'Robot does what bot wants'

Sitting in the gym at Roosevelt Middle School, 11-year-old Shirak Poghozian and his two teammates were anxiously awaiting the results of two months of hard work.

“So far, I’m kind of nervous to see if we’ll win the trophy,” said Shirak, a fifth-grader at Mountain Avenue Elementary.

Shirak and his teammates were part of about 100 fourth-, fifth- and sixth-graders from schools across the district who participated in a Lego robotics tournament Friday afternoon. Students had met after school for weeks in preparation for the competition, learning how to build and then program the miniature robots, made almost completely out of Legos.

Donning team shirts of assorted colors, groups of students were scattered across the gym, practicing or competing with other robots. Teams were awarded points based on how many tasks — such as completing an obstacle course, or picking up a ball — their creations completed.

But the robots didn’t always do as they were told, said Carolyn Gross, a fifth-grader at Monte Vista Elementary. “The robot does what the bot wants, not what the team wants,” she said.

Randy Kamiya, a teacher at Roosevelt, organized the event, which was for participants in the district’s Gifted and Talented Education program. Working with robots helps the students practice math skills, such as measurements and geometry, he said.

“It requires the kids to use their higher-level problem-solving skills,” he said.

For Carolyn, problem solving included trying to figure out how to put her robot back together.
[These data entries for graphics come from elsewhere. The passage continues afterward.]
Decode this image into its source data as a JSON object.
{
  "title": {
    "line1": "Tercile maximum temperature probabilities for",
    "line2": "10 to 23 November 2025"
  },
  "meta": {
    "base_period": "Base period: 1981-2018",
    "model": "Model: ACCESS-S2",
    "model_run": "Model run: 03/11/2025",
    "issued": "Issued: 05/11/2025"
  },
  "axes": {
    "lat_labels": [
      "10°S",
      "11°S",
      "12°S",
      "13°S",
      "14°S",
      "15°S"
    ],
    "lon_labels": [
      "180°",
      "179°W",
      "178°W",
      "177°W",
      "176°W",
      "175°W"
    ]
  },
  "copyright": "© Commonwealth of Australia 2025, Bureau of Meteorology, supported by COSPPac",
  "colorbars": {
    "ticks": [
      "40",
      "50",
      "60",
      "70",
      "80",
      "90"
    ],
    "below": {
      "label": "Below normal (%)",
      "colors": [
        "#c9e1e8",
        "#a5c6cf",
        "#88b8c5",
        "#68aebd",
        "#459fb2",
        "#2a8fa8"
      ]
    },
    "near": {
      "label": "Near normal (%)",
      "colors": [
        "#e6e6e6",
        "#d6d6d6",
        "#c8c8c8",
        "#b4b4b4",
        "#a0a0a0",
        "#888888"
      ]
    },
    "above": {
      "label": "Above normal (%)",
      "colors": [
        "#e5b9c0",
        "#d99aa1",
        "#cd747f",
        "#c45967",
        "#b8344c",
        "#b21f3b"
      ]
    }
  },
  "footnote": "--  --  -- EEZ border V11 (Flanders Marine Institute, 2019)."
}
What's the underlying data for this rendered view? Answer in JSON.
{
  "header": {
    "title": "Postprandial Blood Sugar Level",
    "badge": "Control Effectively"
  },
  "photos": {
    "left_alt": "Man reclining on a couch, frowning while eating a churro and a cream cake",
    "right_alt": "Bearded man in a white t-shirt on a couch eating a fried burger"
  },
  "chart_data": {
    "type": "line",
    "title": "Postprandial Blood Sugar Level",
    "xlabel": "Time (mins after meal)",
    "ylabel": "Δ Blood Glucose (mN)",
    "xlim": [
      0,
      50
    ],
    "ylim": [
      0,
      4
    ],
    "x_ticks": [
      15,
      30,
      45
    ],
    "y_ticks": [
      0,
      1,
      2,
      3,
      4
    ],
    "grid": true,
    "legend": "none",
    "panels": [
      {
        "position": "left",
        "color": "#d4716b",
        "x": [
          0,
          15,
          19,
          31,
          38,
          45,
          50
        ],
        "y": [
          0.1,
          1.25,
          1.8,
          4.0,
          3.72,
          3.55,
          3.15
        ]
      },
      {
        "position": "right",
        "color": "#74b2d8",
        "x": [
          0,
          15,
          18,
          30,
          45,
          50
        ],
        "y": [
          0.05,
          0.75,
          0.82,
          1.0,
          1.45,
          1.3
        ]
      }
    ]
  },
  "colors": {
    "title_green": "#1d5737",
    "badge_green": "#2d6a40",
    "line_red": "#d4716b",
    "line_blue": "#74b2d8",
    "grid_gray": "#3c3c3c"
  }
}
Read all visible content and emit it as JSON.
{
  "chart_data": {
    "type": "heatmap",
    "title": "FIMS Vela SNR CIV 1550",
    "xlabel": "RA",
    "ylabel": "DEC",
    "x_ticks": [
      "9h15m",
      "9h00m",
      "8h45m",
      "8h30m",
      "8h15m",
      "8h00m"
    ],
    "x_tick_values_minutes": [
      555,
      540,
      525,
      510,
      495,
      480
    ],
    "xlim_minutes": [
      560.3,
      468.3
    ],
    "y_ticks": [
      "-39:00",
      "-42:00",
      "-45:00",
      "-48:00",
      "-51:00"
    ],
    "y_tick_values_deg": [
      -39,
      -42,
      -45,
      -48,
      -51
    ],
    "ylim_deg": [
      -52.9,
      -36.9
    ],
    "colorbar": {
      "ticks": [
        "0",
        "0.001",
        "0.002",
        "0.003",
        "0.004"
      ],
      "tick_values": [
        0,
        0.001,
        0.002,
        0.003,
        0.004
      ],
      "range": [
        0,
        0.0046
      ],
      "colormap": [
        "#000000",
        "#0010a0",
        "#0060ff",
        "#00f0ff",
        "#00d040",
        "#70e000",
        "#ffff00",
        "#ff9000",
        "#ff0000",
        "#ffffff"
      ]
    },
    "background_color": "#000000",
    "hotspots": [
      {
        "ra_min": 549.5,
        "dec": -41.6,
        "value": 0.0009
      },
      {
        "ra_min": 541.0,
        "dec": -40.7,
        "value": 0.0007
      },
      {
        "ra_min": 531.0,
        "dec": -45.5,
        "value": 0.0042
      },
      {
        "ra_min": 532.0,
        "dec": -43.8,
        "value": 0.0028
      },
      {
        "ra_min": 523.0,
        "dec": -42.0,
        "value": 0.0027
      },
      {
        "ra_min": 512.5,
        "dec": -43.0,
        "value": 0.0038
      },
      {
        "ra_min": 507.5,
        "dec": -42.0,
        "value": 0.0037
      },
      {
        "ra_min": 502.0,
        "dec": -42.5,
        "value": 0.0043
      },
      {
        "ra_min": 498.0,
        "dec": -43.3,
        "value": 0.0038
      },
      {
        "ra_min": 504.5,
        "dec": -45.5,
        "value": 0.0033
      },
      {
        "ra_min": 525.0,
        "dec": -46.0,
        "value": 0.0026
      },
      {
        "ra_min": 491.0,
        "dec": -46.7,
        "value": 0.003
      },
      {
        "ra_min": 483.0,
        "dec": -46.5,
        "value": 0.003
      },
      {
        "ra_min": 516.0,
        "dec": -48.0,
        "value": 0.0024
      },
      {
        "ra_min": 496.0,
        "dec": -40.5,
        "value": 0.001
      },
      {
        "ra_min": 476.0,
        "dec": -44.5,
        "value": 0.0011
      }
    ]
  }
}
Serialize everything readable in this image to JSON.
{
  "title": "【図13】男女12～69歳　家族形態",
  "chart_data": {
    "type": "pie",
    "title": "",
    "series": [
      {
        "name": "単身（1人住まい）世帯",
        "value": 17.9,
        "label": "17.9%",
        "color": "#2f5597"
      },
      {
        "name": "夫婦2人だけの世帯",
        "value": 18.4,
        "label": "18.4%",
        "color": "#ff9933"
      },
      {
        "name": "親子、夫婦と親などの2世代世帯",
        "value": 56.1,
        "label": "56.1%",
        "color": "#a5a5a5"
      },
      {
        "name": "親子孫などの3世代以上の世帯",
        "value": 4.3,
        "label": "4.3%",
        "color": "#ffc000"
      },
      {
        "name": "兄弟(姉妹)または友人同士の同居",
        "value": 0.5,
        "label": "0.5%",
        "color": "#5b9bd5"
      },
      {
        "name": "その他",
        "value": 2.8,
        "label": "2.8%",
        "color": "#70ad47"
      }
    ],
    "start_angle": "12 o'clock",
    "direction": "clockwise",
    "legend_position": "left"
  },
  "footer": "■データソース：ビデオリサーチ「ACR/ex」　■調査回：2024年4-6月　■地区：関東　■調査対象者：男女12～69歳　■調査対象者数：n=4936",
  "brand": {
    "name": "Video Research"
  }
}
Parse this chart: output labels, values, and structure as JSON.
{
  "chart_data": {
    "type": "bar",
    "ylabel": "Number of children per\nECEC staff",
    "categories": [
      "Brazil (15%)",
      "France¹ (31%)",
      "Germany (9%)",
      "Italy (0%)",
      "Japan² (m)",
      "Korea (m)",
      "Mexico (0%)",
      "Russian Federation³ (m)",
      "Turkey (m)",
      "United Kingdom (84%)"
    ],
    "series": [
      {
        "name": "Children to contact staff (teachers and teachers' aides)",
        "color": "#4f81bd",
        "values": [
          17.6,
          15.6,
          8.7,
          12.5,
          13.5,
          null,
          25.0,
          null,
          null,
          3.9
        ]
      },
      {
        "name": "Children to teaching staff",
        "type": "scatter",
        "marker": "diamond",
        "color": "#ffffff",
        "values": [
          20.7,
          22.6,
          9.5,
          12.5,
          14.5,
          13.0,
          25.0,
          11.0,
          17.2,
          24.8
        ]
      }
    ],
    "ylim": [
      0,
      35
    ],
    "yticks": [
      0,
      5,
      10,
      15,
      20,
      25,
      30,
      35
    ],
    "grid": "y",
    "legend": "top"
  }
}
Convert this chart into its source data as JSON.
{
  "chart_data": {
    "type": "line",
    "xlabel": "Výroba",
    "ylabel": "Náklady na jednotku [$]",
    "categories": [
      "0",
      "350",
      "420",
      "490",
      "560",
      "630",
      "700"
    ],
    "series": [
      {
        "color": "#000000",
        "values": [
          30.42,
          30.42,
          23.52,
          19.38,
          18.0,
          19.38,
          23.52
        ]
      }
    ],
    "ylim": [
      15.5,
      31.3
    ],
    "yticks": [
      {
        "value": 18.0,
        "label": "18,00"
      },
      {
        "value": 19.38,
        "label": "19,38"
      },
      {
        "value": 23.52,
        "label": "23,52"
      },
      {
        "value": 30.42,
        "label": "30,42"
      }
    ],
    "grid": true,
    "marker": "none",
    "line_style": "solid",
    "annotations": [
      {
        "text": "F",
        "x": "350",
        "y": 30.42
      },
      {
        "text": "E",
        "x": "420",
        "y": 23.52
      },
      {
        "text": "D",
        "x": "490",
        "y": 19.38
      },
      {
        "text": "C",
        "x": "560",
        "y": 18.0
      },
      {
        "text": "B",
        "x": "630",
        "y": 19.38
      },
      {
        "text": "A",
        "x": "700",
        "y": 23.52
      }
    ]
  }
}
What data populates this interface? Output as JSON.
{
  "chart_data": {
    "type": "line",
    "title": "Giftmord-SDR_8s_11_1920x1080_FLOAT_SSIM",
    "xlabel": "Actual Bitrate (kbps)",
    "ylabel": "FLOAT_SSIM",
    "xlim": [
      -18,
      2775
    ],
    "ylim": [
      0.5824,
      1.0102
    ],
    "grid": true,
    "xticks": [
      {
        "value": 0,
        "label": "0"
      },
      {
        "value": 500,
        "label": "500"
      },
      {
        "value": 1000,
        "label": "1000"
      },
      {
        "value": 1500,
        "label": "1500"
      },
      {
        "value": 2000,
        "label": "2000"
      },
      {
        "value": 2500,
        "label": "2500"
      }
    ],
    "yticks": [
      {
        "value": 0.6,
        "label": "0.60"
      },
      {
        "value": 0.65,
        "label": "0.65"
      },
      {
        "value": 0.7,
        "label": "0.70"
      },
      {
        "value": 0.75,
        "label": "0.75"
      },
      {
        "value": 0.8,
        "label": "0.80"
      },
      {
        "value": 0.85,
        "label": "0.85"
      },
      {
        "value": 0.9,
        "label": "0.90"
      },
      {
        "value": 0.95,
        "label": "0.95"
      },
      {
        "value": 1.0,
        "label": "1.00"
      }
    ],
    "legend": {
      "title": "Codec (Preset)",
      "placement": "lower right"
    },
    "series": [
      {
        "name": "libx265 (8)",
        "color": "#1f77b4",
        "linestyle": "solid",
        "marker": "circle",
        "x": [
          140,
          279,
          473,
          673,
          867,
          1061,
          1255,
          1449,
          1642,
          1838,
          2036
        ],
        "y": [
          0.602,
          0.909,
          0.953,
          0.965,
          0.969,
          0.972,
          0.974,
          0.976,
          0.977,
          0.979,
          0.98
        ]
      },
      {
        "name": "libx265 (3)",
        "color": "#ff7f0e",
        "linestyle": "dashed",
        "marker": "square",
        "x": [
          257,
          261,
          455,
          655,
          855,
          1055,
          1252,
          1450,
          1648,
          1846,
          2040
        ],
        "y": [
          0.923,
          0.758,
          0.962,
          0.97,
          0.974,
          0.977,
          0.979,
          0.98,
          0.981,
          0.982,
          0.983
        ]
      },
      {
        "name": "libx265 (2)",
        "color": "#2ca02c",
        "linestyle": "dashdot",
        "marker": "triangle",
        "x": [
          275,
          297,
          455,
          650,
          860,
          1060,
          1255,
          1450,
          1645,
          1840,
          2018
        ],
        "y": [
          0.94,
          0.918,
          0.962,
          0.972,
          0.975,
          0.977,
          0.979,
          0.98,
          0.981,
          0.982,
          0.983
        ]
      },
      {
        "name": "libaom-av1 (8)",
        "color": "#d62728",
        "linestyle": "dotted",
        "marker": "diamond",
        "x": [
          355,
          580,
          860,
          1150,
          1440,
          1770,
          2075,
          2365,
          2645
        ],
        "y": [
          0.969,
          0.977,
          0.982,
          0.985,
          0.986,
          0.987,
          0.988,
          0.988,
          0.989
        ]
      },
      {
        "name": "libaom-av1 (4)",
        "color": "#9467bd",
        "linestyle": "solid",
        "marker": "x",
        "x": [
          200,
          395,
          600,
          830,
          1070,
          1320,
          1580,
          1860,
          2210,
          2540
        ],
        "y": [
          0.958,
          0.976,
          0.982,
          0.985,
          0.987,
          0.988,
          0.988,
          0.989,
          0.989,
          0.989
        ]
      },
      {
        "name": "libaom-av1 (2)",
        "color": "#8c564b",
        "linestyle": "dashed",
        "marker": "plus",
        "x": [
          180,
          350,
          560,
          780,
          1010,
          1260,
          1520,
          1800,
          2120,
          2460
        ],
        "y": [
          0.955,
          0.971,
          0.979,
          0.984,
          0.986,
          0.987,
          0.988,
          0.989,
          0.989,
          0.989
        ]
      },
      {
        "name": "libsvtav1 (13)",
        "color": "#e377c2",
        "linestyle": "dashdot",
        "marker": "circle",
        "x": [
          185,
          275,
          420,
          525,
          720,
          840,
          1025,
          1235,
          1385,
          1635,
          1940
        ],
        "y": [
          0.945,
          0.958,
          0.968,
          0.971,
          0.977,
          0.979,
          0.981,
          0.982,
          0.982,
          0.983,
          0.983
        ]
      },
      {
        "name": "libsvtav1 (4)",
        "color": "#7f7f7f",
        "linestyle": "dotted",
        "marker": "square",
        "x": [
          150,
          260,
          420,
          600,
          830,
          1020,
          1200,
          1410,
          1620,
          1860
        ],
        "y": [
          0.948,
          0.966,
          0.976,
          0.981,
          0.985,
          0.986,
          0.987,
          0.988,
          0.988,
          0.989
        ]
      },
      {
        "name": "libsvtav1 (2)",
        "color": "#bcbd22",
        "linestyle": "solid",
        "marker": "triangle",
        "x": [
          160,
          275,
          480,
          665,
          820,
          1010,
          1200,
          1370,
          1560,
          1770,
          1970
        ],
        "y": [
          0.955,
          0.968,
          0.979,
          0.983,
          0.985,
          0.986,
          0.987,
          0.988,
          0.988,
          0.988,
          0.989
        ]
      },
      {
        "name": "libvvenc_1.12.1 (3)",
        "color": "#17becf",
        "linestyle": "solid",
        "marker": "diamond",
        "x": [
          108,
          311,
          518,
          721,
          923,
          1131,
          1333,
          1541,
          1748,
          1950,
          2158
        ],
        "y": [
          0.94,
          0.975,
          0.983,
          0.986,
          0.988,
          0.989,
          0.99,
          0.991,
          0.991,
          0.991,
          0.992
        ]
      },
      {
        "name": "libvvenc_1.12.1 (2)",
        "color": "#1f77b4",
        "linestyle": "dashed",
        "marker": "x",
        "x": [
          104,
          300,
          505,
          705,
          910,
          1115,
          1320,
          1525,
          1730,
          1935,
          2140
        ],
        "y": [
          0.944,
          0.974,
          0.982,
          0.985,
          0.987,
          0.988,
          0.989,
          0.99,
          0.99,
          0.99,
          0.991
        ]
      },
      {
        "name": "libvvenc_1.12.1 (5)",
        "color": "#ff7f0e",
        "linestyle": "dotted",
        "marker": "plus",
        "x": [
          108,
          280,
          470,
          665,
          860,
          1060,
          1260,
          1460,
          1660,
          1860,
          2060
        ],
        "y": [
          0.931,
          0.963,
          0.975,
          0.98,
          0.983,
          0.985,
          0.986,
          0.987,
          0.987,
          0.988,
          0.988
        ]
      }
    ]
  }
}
“Some of our pieces have been crushed to pieces,” she said. “Today’s been really topsy-turvy.”

Christine Walley, a teacher who organized Fremont Elementary School’s team, said learning to work together was also a valuable lesson, beyond the science and math skills.

“Teamwork was probably the biggest challenge by far,” she said.

Walley said her students were already looking ahead.

“They found it very exciting and very challenging,” she said. “It will make them prepared for next year. I don’t think they knew quite what to expect.”

To Shirak and his teammates, working with their robot, Willy, was a source of pride. They enjoyed showing off what it could do.

“We basically built and programmed this entire robot by ourselves,” he said.